A 3-D printed model of a young patient's heart, made of flexible material, was used by Dr. Redmond Burke, director of cardiovascular surgery at miami Children's Hospital, to plan a complex surgery to repair multiple defects. (Photo courtesy of miami Children's Hospital.)
A 3-D printed model of a young patient’s heart.

For example, at the Miami Children’s Hospital, Director of Cardiovascular Surgery Redmond Burke has used three-dimensional (3-D) printing technology to allow for more precise planning of pediatric cardiac surgery—something that has so far only been tried in a handful of places (right). Before treating a four-year-old girl with a particularly rare and tricky to repair heart defect called total anomalous pulmonary venous connection, Burke printed a detailed replica of her heart using flexible material.
“I thought that holding and manipulating a flexible 3-D replica of this child’s heart might allow me to plan an operation that hadn’t been done before, configuring the necessary patches to create the exact shapes and dimensions to match her deformed pulmonary veins,” Burke said at a press conference. Dr. Nancy Dobrolet, a pediatric cardiologist at the hospital, says, “3-D printing adds another element in caring for extremely complex conditions where surgical intervention is not typically thought possible.”
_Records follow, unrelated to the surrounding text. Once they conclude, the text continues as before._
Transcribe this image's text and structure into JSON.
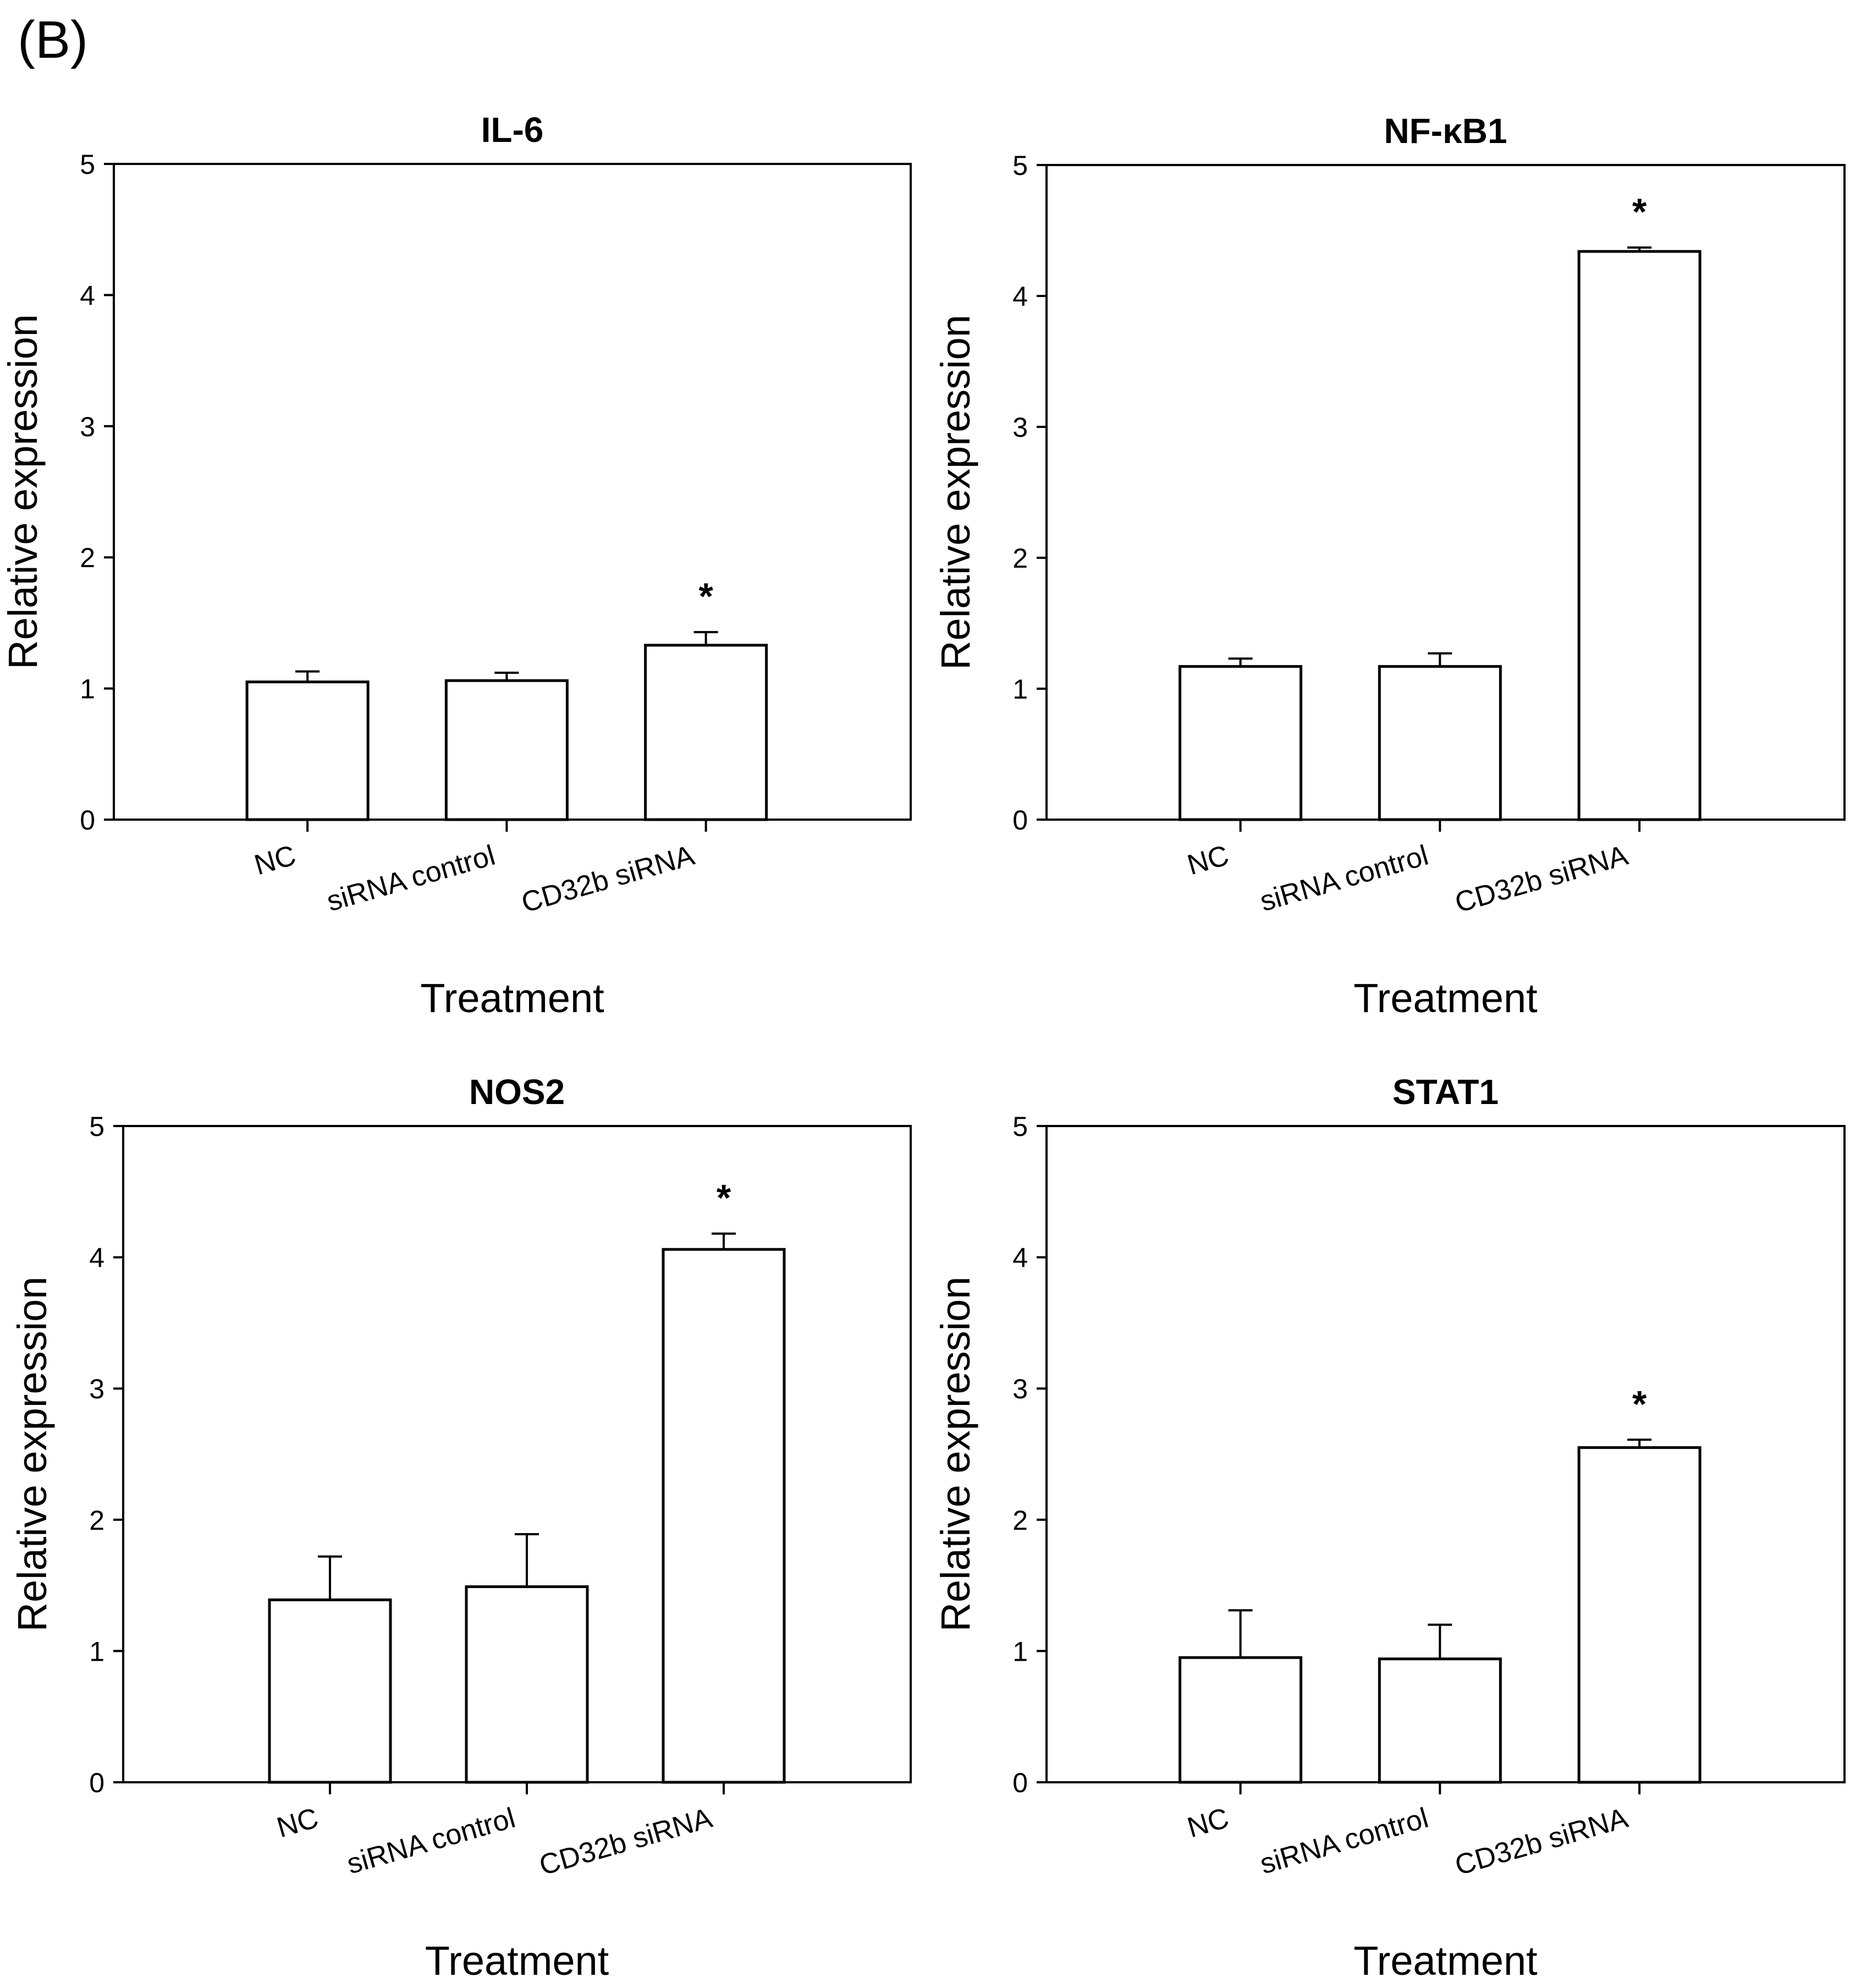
{
  "panel_label": "(B)",
  "chart_data": [
    {
      "type": "bar",
      "title": "IL-6",
      "xlabel": "Treatment",
      "ylabel": "Relative expression",
      "categories": [
        "NC",
        "siRNA control",
        "CD32b siRNA"
      ],
      "values": [
        1.05,
        1.06,
        1.33
      ],
      "errors": [
        0.08,
        0.06,
        0.1
      ],
      "significance": [
        "",
        "",
        "*"
      ],
      "ylim": [
        0,
        5
      ],
      "yticks": [
        0,
        1,
        2,
        3,
        4,
        5
      ],
      "grid": false,
      "bar_fill": "#ffffff",
      "bar_stroke": "#000000"
    },
    {
      "type": "bar",
      "title": "NF-κB1",
      "xlabel": "Treatment",
      "ylabel": "Relative expression",
      "categories": [
        "NC",
        "siRNA control",
        "CD32b siRNA"
      ],
      "values": [
        1.17,
        1.17,
        4.34
      ],
      "errors": [
        0.06,
        0.1,
        0.03
      ],
      "significance": [
        "",
        "",
        "*"
      ],
      "ylim": [
        0,
        5
      ],
      "yticks": [
        0,
        1,
        2,
        3,
        4,
        5
      ],
      "grid": false,
      "bar_fill": "#ffffff",
      "bar_stroke": "#000000"
    },
    {
      "type": "bar",
      "title": "NOS2",
      "xlabel": "Treatment",
      "ylabel": "Relative expression",
      "categories": [
        "NC",
        "siRNA control",
        "CD32b siRNA"
      ],
      "values": [
        1.39,
        1.49,
        4.06
      ],
      "errors": [
        0.33,
        0.4,
        0.12
      ],
      "significance": [
        "",
        "",
        "*"
      ],
      "ylim": [
        0,
        5
      ],
      "yticks": [
        0,
        1,
        2,
        3,
        4,
        5
      ],
      "grid": false,
      "bar_fill": "#ffffff",
      "bar_stroke": "#000000"
    },
    {
      "type": "bar",
      "title": "STAT1",
      "xlabel": "Treatment",
      "ylabel": "Relative expression",
      "categories": [
        "NC",
        "siRNA control",
        "CD32b siRNA"
      ],
      "values": [
        0.95,
        0.94,
        2.55
      ],
      "errors": [
        0.36,
        0.26,
        0.06
      ],
      "significance": [
        "",
        "",
        "*"
      ],
      "ylim": [
        0,
        5
      ],
      "yticks": [
        0,
        1,
        2,
        3,
        4,
        5
      ],
      "grid": false,
      "bar_fill": "#ffffff",
      "bar_stroke": "#000000"
    }
  ]
}
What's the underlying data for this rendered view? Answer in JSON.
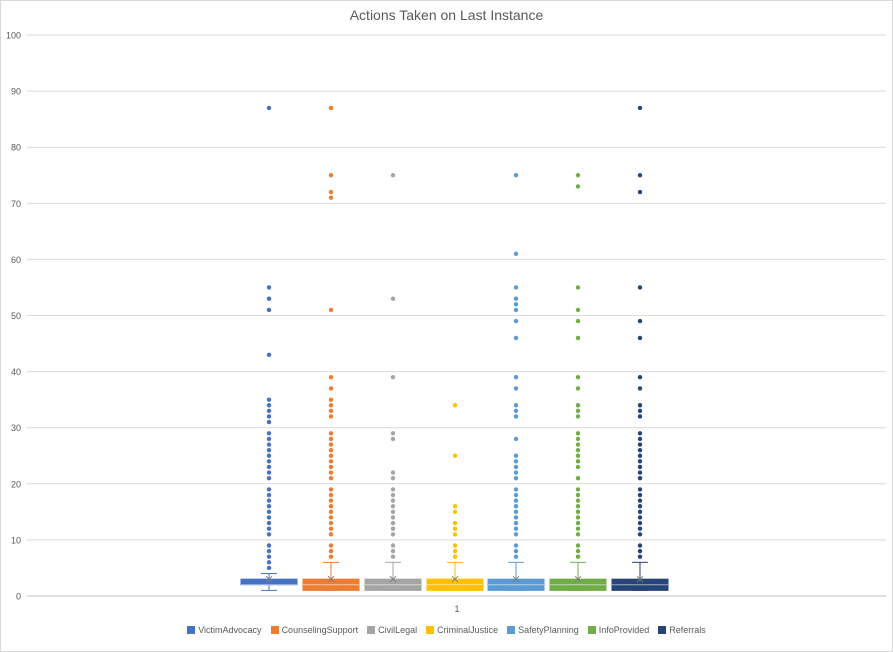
{
  "chart_data": {
    "type": "boxplot",
    "title": "Actions Taken on Last Instance",
    "categories": [
      "1"
    ],
    "ylim": [
      0,
      100
    ],
    "y_ticks": [
      0,
      10,
      20,
      30,
      40,
      50,
      60,
      70,
      80,
      90,
      100
    ],
    "grid": true,
    "legend_position": "bottom",
    "series": [
      {
        "name": "VictimAdvocacy",
        "color": "#4472c4",
        "box": {
          "whisker_low": 1,
          "q1": 2,
          "median": 2,
          "q3": 3,
          "whisker_high": 4,
          "mean": 3
        },
        "outliers": [
          5,
          6,
          7,
          8,
          9,
          11,
          12,
          13,
          14,
          15,
          16,
          17,
          18,
          19,
          21,
          22,
          23,
          24,
          25,
          26,
          27,
          28,
          29,
          31,
          32,
          33,
          34,
          35,
          43,
          51,
          53,
          55,
          87
        ]
      },
      {
        "name": "CounselingSupport",
        "color": "#ed7d31",
        "box": {
          "whisker_low": 1,
          "q1": 1,
          "median": 2,
          "q3": 3,
          "whisker_high": 6,
          "mean": 3
        },
        "outliers": [
          7,
          8,
          9,
          11,
          12,
          13,
          14,
          15,
          16,
          17,
          18,
          19,
          21,
          22,
          23,
          24,
          25,
          26,
          27,
          28,
          29,
          32,
          33,
          34,
          35,
          37,
          39,
          51,
          71,
          72,
          75,
          87
        ]
      },
      {
        "name": "CivilLegal",
        "color": "#a5a5a5",
        "box": {
          "whisker_low": 1,
          "q1": 1,
          "median": 2,
          "q3": 3,
          "whisker_high": 6,
          "mean": 3
        },
        "outliers": [
          7,
          8,
          9,
          11,
          12,
          13,
          14,
          15,
          16,
          17,
          18,
          19,
          21,
          22,
          28,
          29,
          39,
          53,
          75
        ]
      },
      {
        "name": "CriminalJustice",
        "color": "#ffc000",
        "box": {
          "whisker_low": 1,
          "q1": 1,
          "median": 2,
          "q3": 3,
          "whisker_high": 6,
          "mean": 3
        },
        "outliers": [
          7,
          8,
          9,
          11,
          12,
          13,
          15,
          16,
          25,
          34
        ]
      },
      {
        "name": "SafetyPlanning",
        "color": "#5b9bd5",
        "box": {
          "whisker_low": 1,
          "q1": 1,
          "median": 2,
          "q3": 3,
          "whisker_high": 6,
          "mean": 3
        },
        "outliers": [
          7,
          8,
          9,
          11,
          12,
          13,
          14,
          15,
          16,
          17,
          18,
          19,
          21,
          22,
          23,
          24,
          25,
          28,
          32,
          33,
          34,
          37,
          39,
          46,
          49,
          51,
          52,
          53,
          55,
          61,
          75
        ]
      },
      {
        "name": "InfoProvided",
        "color": "#70ad47",
        "box": {
          "whisker_low": 1,
          "q1": 1,
          "median": 2,
          "q3": 3,
          "whisker_high": 6,
          "mean": 3
        },
        "outliers": [
          7,
          8,
          9,
          11,
          12,
          13,
          14,
          15,
          16,
          17,
          18,
          19,
          21,
          23,
          24,
          25,
          26,
          27,
          28,
          29,
          32,
          33,
          34,
          37,
          39,
          46,
          49,
          51,
          55,
          73,
          75
        ]
      },
      {
        "name": "Referrals",
        "color": "#264478",
        "box": {
          "whisker_low": 1,
          "q1": 1,
          "median": 2,
          "q3": 3,
          "whisker_high": 6,
          "mean": 3
        },
        "outliers": [
          7,
          8,
          9,
          11,
          12,
          13,
          14,
          15,
          16,
          17,
          18,
          19,
          21,
          22,
          23,
          24,
          25,
          26,
          27,
          28,
          29,
          32,
          33,
          34,
          37,
          39,
          46,
          49,
          55,
          72,
          75,
          87
        ]
      }
    ]
  }
}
The technique has been used successfully in several places so far. Last year, surgeons at Kosair Children’s Hospital in Louisville, Kentucky, printed a 3-D model of the heart of a 14-month-old boy whose heart had multiple defects and used it to plan surgery that was carried out successfully to repair those defects. And last year at Morgan Stanley Hospital in New York, the same process was used to plan surgery for a two-week-old baby with multiple heart defects. “The baby’s heart had holes, which are not uncommon with CHD, but the heart chambers were also in an unusual formation, rather like a maze,” said Dr. Emile Bacha, head of cardiac surgery at Columbia Presbyterian Hospital, who performed the surgery. “In the past, we had to stop the heart and look inside to decide what to do. With this technique, it was like we had a road map to guide us. We were able to repair the baby’s heart with one operation.”
As a method that does not require any special U.S. Food and Drug Administration testing or approval, that is a process that can be implemented right now by any surgeon who chooses to. But it is just one more example of the way people involved in the care of the youngest patients are seeking to apply the latest technologies, from 3-D printing to gene editing to MEMS chip-making, to make a difference for young lives at risk. And that is a future for young cardiac patients that is truly “heartening.”